Ma Han, Chen Meilan, Li Juan, Li Ying, Qiu Shu
Third Affiliated Hospital, Sun Yat-sen University, Guangdong, China.
First Affiliated Hospital, Sun Yat-sen University, Guangdong, China.
An Bras Dermatol. 2015 Mar-Apr;90(2):270-1. doi: 10.1590/abd1806-4841.20153320.

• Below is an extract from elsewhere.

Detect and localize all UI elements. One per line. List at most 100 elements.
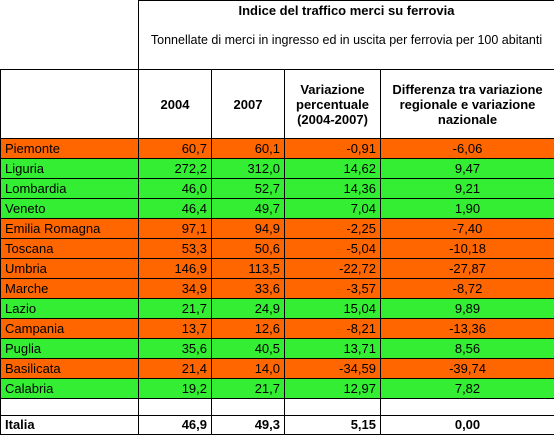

Immunoglobulin light chain amyloidosis is the most common acquired systemic amyloidosis. Its presentation is often insidious and progressive, which may delay diagnosis. The authors describe a rare case of immunoglobulin light chain amyloidosis in a 34-year-old man with scleroderma-like manifestation substantiated by multifarious laboratory investigations and the histopathologic feature of involved skin lesions stained with Congo red and crystal violet. This helps to maintain a high clinical suspicion of the disease when confronting similar skin presentation.
免疫球蛋白轻链淀粉样变性是最常见的后天性全身性淀粉样变性。其表现往往隐匿且呈进行性,这可能会延迟诊断。作者描述了一例罕见的免疫球蛋白轻链淀粉样变性病例,患者为一名34岁男性,具有硬皮病样表现,通过多种实验室检查以及刚果红和结晶紫染色的受累皮肤病变的组织病理学特征得以证实。这有助于在面对类似皮肤表现时对该疾病保持高度的临床怀疑。